Na sua biografia de Mozart, a propósito dos concertos para
piano estreados por assinatura, em Viena, entre 1782 e 1786, falava Maynard
Solomon da afinidade do compositor e intérprete com o seu público, ao qual era assim
concedida “a oportunidade de testemunhar a transformação e o aperfeiçoamento de
um género musical maior”. Se não é desta que se apaga em definitivo de uma
gravação ao vivo na sala a bactéria da tosse convulsa e aquela espécie de
murmulho inconfundível que só 2000 pessoas sentadas muito quietas em conjunto conseguem
produzir, a verdade é que, com a devida distância, não se vislumbra outra
reação no auditório do Severance Hall, em Cleveland, ao longo do ciclo de
Mitsuko Uchida que esta nova edição vem dar por terminado. Cá está Mozart no
seu estado natural, em partes iguais imoderado e comedido, de um momento ao
outro tão submisso ao mais pormenorizado plano de trabalho quão dado ao
improviso, capaz de exprimir o todo pela parte e a parte pelo todo por
intermédio de estruturas ocasionalmente tão complexas que honrar-lhes o fluxo
melódico está ao nível do milagre que terá levado Moisés a fazer brotar água de
uma rocha.
Um Mozart que se preparava, também, para estender o tapete ao bel canto, facto que a pianista mantém
presente e a que em absoluto se entrega, de certa forma contrariando a
tendência de o dirigir absortamente, como que sob o efeito de um feitiço.

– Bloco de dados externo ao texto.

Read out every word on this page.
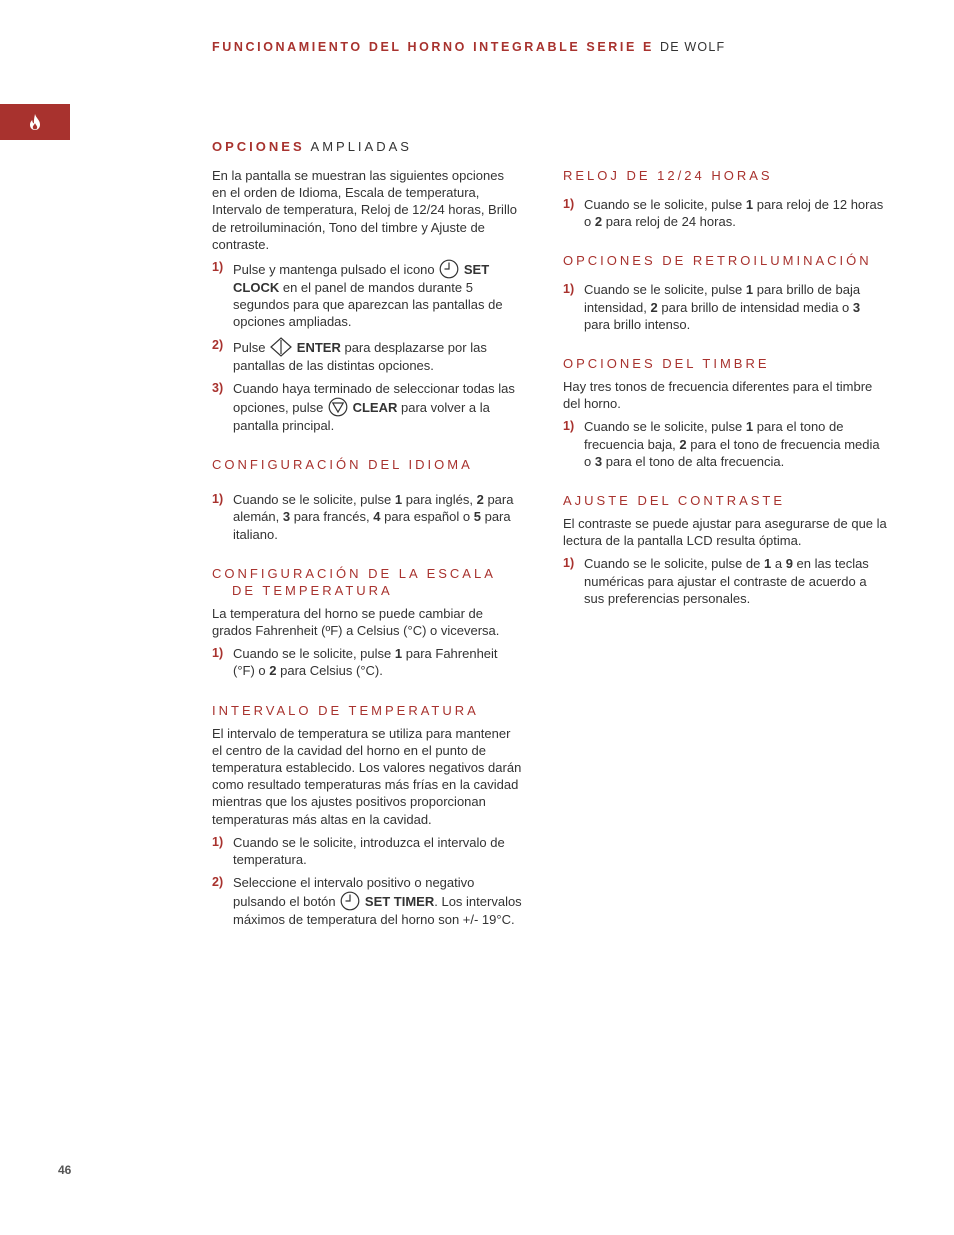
FUNCIONAMIENTO DEL HORNO INTEGRABLE SERIE E DE WOLF
OPCIONES AMPLIADAS

En la pantalla se muestran las siguientes opciones en el orden de Idioma, Escala de temperatura, Intervalo de temperatura, Reloj de 12/24 horas, Brillo de retroiluminación, Tono del timbre y Ajuste de contraste.

1) Pulse y mantenga pulsado el icono SET CLOCK en el panel de mandos durante 5 segundos para que aparezcan las pantallas de opciones ampliadas.
2) Pulse ENTER para desplazarse por las pantallas de las distintas opciones.
3) Cuando haya terminado de seleccionar todas las opciones, pulse CLEAR para volver a la pantalla principal.
CONFIGURACIÓN DEL IDIOMA
1) Cuando se le solicite, pulse 1 para inglés, 2 para alemán, 3 para francés, 4 para español o 5 para italiano.
CONFIGURACIÓN DE LA ESCALA
DE TEMPERATURA

La temperatura del horno se puede cambiar de grados Fahrenheit (ºF) a Celsius (°C) o viceversa.

1) Cuando se le solicite, pulse 1 para Fahrenheit (°F) o 2 para Celsius (°C).
INTERVALO DE TEMPERATURA

El intervalo de temperatura se utiliza para mantener el centro de la cavidad del horno en el punto de temperatura establecido. Los valores negativos darán como resultado temperaturas más frías en la cavidad mientras que los ajustes positivos proporcionan temperaturas más altas en la cavidad.

1) Cuando se le solicite, introduzca el intervalo de temperatura.
2) Seleccione el intervalo positivo o negativo pulsando el botón SET TIMER. Los intervalos máximos de temperatura del horno son +/- 19°C.
RELOJ DE 12/24 HORAS
1) Cuando se le solicite, pulse 1 para reloj de 12 horas o 2 para reloj de 24 horas.
OPCIONES DE RETROILUMINACIÓN
1) Cuando se le solicite, pulse 1 para brillo de baja intensidad, 2 para brillo de intensidad media o 3 para brillo intenso.
OPCIONES DEL TIMBRE

Hay tres tonos de frecuencia diferentes para el timbre del horno.

1) Cuando se le solicite, pulse 1 para el tono de frecuencia baja, 2 para el tono de frecuencia media o 3 para el tono de alta frecuencia.
AJUSTE DEL CONTRASTE

El contraste se puede ajustar para asegurarse de que la lectura de la pantalla LCD resulta óptima.

1) Cuando se le solicite, pulse de 1 a 9 en las teclas numéricas para ajustar el contraste de acuerdo a sus preferencias personales.
46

Torna-o
evidente, desta feita, logo aos primeiros compassos do “Concerto para Piano nº
17”, em Sol maior, K. 453, ao tratar a meia dúzia de temas iniciais como árias
e como as coisas mais extraordinárias que um ilusionista pode retirar da
cartola. Aliás, na fase de exposição do Allegro
leva um motivo romântico ao ponto de rebuçado, por exemplo, e naquele momento da
recapitulação em que o solista, com um trilo, se eclipsa, abrindo caminho à
secção orquestral que conduzirá à cadenza,
traz à memória uma noiva a lançar ao ar o buquê de casamento. Aí, temos a
Uchida que ilustra como poucos (como Haebler, Haskil, Brendel ou João Pires) a graça,
a clareza e o charme que esta música articula tão bem. Da mesma maneira, há
instantes no “Concerto para Piano nº 25”, em Dó maior, K. 503, que não traem
aquilo que Mozart disse um dia: que equilibrava o muito fácil com o muito
difícil. Ouça-se este Allegro maestoso
e ter-se-á a sinopse de uma ópera, com tudo no sítio certo e nas proporções
corretas. Uchida toca Mozart como Marie Kondo arruma a casa, com atenção ao
detalhe mas sem contemplar o supérfluo.